Harper, the acting team captain and a member of the athletic committee, often has to make those cuts, and admits that it’s hard. And with new girls graduating the “newbie program” every year, those decisions are likely to get harder, at least until there are enough skaters for two roller derby teams in the Fort Smith region.
“Our goal every year is to make enough money to play the next season,” Willis said.
So far, the Rollergirls haven’t missed a beat, and if you look at the factors behind their success, two become obvious: business acumen and a love for the game.
LOVE FOR THE GAME
Forget everything you thought you knew about “what roller derby girls are like.” Willis has been married for 16 years to the same man. She and Harper are college graduates from the University of Arkansas at Fort Smith (UAFS). Many of the others on the squad are wives, women with steady jobs, mothers with children they bring to Wheels in Motion in Van Buren to watch their weekly practices.
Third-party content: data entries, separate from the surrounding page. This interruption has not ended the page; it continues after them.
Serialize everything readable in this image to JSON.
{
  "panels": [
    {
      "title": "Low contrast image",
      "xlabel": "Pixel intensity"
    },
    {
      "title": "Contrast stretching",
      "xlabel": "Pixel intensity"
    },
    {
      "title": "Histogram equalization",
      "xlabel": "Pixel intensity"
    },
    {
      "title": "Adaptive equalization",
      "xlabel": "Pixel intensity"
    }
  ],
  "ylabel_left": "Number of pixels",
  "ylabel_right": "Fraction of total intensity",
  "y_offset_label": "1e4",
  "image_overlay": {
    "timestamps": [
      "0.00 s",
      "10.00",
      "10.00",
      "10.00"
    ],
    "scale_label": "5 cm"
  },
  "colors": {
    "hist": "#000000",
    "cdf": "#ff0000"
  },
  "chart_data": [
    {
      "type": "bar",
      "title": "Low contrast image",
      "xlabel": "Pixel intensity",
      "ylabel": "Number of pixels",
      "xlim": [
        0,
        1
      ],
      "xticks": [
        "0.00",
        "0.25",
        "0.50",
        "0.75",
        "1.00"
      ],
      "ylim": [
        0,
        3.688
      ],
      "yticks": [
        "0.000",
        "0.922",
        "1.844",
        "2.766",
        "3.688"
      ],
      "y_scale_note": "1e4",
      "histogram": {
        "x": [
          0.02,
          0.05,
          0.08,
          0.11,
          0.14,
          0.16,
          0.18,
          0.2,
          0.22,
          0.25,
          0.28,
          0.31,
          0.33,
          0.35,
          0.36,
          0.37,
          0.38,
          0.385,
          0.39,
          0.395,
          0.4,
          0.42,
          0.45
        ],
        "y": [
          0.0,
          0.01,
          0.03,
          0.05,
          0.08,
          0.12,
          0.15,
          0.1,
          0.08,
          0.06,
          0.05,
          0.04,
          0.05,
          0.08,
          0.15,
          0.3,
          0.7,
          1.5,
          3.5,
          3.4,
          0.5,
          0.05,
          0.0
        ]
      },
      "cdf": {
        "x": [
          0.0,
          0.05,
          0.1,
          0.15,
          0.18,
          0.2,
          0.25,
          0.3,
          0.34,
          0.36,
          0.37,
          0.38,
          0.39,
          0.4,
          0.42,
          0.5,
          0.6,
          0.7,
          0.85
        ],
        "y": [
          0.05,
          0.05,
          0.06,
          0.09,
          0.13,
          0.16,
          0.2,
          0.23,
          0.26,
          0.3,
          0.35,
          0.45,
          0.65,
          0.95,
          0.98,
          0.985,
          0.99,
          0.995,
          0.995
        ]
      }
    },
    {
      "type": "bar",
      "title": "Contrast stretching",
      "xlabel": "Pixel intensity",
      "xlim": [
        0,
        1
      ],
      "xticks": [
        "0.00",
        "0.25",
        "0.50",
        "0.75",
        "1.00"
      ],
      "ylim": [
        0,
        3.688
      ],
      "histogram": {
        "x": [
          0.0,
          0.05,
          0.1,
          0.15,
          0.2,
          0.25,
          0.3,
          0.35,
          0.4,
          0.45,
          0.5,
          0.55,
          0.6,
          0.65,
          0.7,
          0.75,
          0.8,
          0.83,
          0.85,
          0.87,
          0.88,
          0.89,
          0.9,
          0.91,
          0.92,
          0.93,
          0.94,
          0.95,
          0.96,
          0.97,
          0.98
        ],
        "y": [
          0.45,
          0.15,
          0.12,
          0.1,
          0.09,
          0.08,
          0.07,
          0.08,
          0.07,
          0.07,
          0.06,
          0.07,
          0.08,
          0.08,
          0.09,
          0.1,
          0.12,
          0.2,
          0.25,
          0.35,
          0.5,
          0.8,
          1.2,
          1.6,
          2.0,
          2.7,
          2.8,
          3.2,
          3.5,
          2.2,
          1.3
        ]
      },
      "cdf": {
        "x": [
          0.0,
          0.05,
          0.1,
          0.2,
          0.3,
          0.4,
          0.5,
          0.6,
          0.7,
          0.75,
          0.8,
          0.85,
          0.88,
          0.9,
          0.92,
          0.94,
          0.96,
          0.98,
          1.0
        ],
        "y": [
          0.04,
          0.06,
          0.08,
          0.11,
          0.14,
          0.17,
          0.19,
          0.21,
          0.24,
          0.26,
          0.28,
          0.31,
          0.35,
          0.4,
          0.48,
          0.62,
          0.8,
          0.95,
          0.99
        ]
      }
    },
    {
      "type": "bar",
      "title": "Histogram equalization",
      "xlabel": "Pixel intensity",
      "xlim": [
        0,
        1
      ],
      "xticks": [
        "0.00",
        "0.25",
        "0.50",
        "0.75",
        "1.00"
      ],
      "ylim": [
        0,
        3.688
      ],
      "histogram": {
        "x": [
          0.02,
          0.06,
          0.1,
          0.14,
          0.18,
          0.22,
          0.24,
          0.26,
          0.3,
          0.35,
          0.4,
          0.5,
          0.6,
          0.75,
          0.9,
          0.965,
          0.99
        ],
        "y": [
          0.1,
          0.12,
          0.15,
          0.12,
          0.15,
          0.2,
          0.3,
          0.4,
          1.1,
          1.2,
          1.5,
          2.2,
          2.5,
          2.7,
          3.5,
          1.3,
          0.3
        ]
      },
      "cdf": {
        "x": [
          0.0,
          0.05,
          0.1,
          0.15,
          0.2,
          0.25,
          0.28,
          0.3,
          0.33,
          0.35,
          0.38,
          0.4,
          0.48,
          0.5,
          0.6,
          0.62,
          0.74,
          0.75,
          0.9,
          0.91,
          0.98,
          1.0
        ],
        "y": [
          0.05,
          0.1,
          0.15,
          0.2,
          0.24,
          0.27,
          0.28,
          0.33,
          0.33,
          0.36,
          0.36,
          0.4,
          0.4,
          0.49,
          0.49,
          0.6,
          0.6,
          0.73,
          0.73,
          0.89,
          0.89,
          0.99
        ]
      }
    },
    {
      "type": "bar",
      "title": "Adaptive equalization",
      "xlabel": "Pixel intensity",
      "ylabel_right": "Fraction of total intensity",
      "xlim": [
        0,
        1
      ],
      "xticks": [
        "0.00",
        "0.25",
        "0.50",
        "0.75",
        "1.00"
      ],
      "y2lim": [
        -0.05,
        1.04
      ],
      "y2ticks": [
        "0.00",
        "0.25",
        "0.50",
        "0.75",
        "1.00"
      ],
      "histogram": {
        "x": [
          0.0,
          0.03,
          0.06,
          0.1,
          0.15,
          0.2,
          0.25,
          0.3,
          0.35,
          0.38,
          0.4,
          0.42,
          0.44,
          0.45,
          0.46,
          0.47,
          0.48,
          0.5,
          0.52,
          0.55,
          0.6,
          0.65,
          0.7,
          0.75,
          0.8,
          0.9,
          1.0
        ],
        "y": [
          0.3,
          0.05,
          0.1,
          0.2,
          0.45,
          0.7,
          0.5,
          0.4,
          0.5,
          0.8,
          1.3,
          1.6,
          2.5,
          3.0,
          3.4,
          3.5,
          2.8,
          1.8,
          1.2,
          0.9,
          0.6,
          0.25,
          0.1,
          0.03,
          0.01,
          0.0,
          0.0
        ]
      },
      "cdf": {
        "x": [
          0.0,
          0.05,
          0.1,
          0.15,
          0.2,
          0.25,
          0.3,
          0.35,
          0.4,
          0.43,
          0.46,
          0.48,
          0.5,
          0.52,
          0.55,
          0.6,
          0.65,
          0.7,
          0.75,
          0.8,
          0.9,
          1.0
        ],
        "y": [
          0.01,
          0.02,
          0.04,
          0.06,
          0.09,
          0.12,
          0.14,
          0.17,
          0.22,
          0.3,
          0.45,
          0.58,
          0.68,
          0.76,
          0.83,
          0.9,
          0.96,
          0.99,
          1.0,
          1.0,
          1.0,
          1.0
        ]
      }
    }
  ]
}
The team became a non-profit organization in 2012, and it is not abnormal for committee members like Harper and Willis to spend between 30 and 40 hours per week on this second job from which they earn no salary.
But it’s not the willingness to play for free that makes their love of the sport apparent. It’s what “derby,” as they refer to it, has done for them.
Harper said she had a “five-year plan” for derby: that after she reached her five years, it would be time to quit.
“Now it’s here, and I’m like, ‘No, not yet.’”
Part of what keeps the 30-year old in skates is the confidence that the sport has given her. That almost intimidating timbre to her voice wasn’t always there. At one time, she was “very, very shy.”
“I would not speak up about anything. Now I assert my opinion when maybe I shouldn’t. I don’t know how it happened, but it (derby) completely changed me,” Harper said.
“A lot of girls are that way,” the 36-year old Willis agreed. “It makes you braver. It gives you this confidence that you didn’t have before. A lot of the girls were loners, or maybe not loners, but didn’t necessarily have a big group of female friends. I moved here (to Fort Smith) 17 years ago (from California), and only had maybe one or two female friends. Now I feel I have this whole group I can call and say, ‘Hey, let’s go get something to drink or grab something to eat.’ I think that helps out with your independence.”